Neutron Radiography Applied to All-Vanadium Redox Flow Batteries for Side Reaction Detection
Neutron imaging of fuel cells involves the detection of liquid water in a gas-phase cell. Since the neutron attenuation coefficient of liquid is significantly larger than that of gas phase, the identification of liquid water droplets in a gas-phase cell is straightforward. When applied to a redox flow battery however, reactants are in liquid phase, so the implementation is the exact inverse: gas-phase products generated within the cell will be detected by greatly reduced neutron attenuation.

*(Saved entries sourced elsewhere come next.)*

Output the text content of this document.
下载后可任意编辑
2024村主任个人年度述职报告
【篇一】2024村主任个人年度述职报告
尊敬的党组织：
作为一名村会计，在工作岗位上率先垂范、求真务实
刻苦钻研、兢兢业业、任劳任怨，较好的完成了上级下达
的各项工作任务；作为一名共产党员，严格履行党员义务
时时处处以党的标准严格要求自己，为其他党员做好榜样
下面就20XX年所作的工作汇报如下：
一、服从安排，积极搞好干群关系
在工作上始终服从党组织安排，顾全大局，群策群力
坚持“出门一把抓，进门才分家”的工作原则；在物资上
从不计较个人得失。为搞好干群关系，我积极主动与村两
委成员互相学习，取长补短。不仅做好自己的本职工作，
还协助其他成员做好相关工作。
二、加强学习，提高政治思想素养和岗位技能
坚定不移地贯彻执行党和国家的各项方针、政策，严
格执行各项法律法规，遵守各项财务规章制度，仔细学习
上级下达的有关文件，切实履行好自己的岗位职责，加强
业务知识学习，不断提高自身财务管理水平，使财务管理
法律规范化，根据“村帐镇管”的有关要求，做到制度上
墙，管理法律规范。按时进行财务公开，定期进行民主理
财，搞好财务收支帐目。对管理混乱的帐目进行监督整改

For an all vanadium redox flow battery, undesirable side reactions between the liquid electrolyte and porous carbon electrodes or flow field plates can cause gas evolution. Currently, no published studies have attempted to experimentally determine conditions under which these side reactions begin to generate gas within an operating cell. This work address the implementation of neutron imaging as an in situ diagnostic technique to identify unfavorable operating conditions resulting in side reactions in vanadium redox flow battery systems. Figure 1 demonstrates the viability of this technique by illustrating that gas bubbles, identified by lighter colors, have been generated and detected within an all vanadium redox flow battery. Results from experiments at the National Institute of Standards and Technology Center for Neutron Research will be presented which show the bubble volume and onset of side reaction as a function of electrode materials and operating voltage.